Centered on a community of immigrants who have traded their endangered lives as artists in China and Taiwan for the constant struggle of life at the poverty line in 1990s New York City, Zhang’s exhilarating collection examines the many ways that family and history can weigh us down and also lift us up.” (Goodreads)
Well, this review is going to be slightly different. Since I quit the book at about 22% I would usually wait and talk about it with under the D.N.F. Files, but this was a NetGalley ARC, so I feel I should give Sour Heart it’s own separate review.
My thoughts are not on the whole book, so if you were really excited to read this book then I would advise reading a couple different reviews (both positive and negative) to see if you still wish to give Sour Heart a chance.
Now that that’s out of the way… This book was 100% not for me. I went into Sour Heart excited because the other refugee/immigrant stories I read earlier this year were fantastic, and I was excited to see other points of view. And to be honest it was this excitement that kept me going as far as I did, because I wanted to quit pretty early on.
The first story, ‘We Love You Crispina’, starts off with a series of horribly shocking elements that the narrator’s small Chinese family has had to deal with while living in deep poverty. I was gagging by the second page, it was so intense (also my deep hatred for cockroaches didn’t help). The vomit eating story almost did me in. I don’t mind reading about terrible things, but personally I need there to be story, characters, for me to care about. This was just one horrifying anecdote after another.
Halfway through, when the story settled down, I finally got a sense who this family was, when the 9 year old narrator, Christina, describes skipping school to go with her father to his workplace at a high school. But then the story dives right back into a series of unfortunate events.
I’m not saying that a book can’t cover how horrible poverty can be, but the subject matter was way too much for a short story. This should’ve been a longer book where these horrid events could’ve been spread out, placed within the context of a story with character development. Instead, I was just given a list of one shocking thing after another.
I decided to give the next story a try, ‘The Empty the Empty the Empty’ and got about halfway through. The narrator is a different 9 year old Chinese girl, Lucy, whose family is in much better circumstances than the previous. I know 9 year olds can be selfish, but this girl took the cake, going on and on about how pretty she was. Being stuck in a spoiled brat’s head is tiresome, but what really disturbed me was how over-sexualized everything was between her and her other NINE YEAR OLD classmates.
I tossed the book down when the author decided to go into detail about how Lucy and her friend were sexually exploring each other’s bodies.
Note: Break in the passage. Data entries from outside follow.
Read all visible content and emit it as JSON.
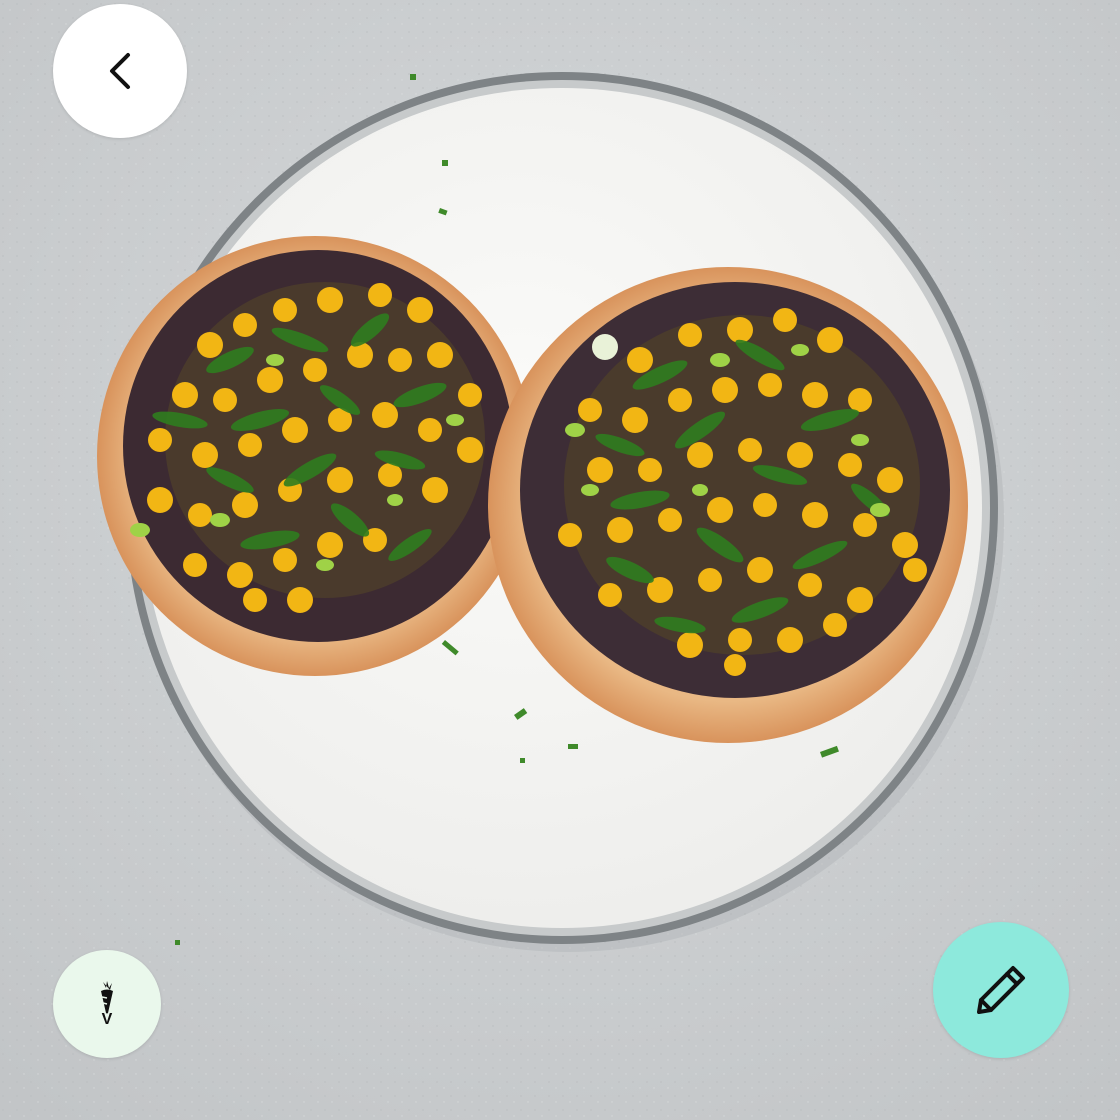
{
  "photo": {
    "icon": "tostadas-food-photo"
  },
  "back_button": {
    "icon": "chevron-left-icon"
  },
  "diet_badge": {
    "icon": "carrot-icon",
    "label": "V",
    "color": "#eaf8ec"
  },
  "edit_button": {
    "icon": "pencil-icon",
    "color": "#8de9dc"
  }
}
I know children explore, but the details just KEPT GOING! So I was done.
I know others have positively reviewed Sour Heart, and there are a few gems here, but between the issues listed above and the writing style (run-on sentences galore), I think short story collections about the immigrant experience has been done to better effect.
*Thank you to NetGalley and Random House for the free ARC of Sour Heart, in exchange for a honest review.